The need to nurture those relationships is precisely what led Patrick Pruniaux, chief executive of Ulysse Nardin, to relocate his Chinese subsidiary from Hong Kong to Shanghai in 2017.

“We felt it was a natural move for the brand,” Mr. Pruniaux said on a video call. “We saw the mainland as a growing influence and we needed to be closer to the market.”

Nowhere is the proximity more important than when trying to understand the evolving relationship that Chinese buyers have with timepiece trends.

Twenty years ago, when Swiss watchmakers first began operating in the region, the prevailing aesthetic adhered to a simple formula: “Everybody was looking for a classic three-handed gold watch with a white dial,” said Guido Terreni, chief executive of Parmigiani Fleurier.

Oh, how times have changed. “The trend today,” said Mr. Tornare of Zenith, “is all about sporty, contemporary and very casual.”

Whether that has anything to do with President Xi Jinping’s “common prosperity” campaign, aimed at discouraging public displays of wealth, the Swiss aren’t saying, but the sporty, casual trend appears to have legs. It is even playing out in the rapidly growing pre-owned market, despite a longstanding preference among Chinese buyers for new, rather than used, goods.

“Traditionally, the watch carries the soul of the previous owner with it and that’s not necessarily a good thing,” Arjen van de Vall, chief executive of the pre-owned dealer Watchfinder & Company, said on a call. “But the interest in pre-owned is catching on in China. There seems to be a real shift happening.”

The same could be said of how the Swiss are cultivating Chinese buyers. For years, they have used the Lunar New Year to market limited-edition timepieces themed around the Chinese zodiac and its 12 related animals. “This year we saw many rabbits,” Mr. Terreni said.

Valentin Flauraud/EPA, via Shutterstock

But instead of following suit, Parmigiani in January introduced the Tonda PF Xiali Calendar, with a complete Chinese calendar. The horologically complex wristwatch combined solar and lunar calendars on a red dial — a color considered auspicious in China — framed by a platinum case.

The intention, Mr.
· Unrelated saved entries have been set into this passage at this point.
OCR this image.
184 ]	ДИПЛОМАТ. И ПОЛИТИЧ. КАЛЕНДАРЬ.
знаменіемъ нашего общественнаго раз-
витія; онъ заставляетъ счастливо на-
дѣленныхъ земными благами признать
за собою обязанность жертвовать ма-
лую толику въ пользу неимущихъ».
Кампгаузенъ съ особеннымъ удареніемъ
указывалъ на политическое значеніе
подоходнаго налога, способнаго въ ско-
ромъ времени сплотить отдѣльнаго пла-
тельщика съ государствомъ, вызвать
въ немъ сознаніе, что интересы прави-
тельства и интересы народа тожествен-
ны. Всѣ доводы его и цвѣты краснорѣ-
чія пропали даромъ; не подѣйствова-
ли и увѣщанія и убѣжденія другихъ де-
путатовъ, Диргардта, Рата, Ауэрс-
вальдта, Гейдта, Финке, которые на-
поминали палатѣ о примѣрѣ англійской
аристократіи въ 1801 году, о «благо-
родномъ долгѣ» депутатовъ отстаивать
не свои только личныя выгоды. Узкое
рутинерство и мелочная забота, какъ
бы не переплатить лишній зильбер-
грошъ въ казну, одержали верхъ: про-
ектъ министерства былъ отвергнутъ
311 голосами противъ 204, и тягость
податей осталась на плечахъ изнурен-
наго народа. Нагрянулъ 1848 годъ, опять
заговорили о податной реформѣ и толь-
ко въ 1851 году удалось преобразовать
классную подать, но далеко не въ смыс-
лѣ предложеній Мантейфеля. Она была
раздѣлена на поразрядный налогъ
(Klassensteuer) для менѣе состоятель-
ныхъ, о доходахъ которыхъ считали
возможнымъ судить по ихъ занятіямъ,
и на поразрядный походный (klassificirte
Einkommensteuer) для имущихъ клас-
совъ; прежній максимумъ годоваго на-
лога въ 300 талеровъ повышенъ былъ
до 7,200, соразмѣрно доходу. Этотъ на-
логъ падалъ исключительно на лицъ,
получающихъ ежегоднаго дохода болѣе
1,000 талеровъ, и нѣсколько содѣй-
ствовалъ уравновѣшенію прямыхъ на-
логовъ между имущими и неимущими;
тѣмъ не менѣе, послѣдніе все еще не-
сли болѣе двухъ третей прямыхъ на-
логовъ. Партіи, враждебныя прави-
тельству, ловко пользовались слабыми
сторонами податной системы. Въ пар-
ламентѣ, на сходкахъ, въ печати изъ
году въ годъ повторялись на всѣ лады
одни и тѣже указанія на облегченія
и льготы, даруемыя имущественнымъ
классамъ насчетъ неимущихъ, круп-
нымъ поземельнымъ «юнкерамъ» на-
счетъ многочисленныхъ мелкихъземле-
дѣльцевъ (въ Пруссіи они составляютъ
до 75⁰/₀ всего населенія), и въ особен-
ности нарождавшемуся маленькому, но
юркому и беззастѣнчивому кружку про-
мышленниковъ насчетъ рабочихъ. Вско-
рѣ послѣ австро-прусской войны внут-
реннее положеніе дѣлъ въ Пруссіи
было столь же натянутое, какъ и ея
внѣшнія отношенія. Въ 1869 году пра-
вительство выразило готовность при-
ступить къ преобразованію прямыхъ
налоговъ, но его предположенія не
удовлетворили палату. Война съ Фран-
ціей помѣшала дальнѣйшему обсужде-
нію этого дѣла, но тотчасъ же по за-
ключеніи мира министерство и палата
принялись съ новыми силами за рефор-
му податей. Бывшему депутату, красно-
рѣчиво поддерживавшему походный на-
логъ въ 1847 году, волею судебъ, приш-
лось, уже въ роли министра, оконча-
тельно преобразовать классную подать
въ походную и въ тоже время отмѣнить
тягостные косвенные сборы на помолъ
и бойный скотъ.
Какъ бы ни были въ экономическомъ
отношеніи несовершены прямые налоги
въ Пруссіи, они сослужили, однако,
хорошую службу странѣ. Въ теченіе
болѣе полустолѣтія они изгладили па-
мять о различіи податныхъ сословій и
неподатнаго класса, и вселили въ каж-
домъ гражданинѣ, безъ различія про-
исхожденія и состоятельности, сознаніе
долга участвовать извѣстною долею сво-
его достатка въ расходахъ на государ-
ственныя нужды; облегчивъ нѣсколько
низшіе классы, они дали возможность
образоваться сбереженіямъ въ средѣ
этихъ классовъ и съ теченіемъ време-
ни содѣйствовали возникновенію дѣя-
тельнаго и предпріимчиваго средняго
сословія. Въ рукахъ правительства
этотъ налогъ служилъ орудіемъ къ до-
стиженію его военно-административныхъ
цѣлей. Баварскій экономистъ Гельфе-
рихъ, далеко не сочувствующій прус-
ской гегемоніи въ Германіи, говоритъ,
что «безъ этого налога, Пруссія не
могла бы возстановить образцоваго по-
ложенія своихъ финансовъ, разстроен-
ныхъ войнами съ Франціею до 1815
Terreni said, was to create a watch that reflected the brand’s respect for Chinese culture.

Last month, Louis Vuitton took a similar approach with its Tambour Opera Automata, which honors the art of bian lian, or face changing, a style of Sichuan opera in which performers rapidly change colorful masks to indicate different emotions.

These are subtle but important indicators that luxury watchmakers are coming to a new understanding: To succeed in China — and indeed, in all of Asia, given the expectation that many Chinese will travel within the region — luxury brands must rethink the way they traditionally have catered to local buyers.

“There was always this idea of the Chinese consumer who doesn’t know what’s good and needs guidance,” said Mr. Mauron of Digital Luxury Group. “Now you have young consumers who are much more confident about their tastes.”

Austen Chu, founder of Wristcheck, a pre-owned watch retailer in Hong Kong, has witnessed that evolution firsthand. Before 2018 or 2019, “a lot of the Chinese market was following what was cool in the West,” he said on a video call. “But that’s now shifting. One classic example: Richard Mille was cool in Asia for years before he even reached the U.S.

“Asia will start to dictate trends a lot more. In the past they were more followers, but now they are starting to lead.”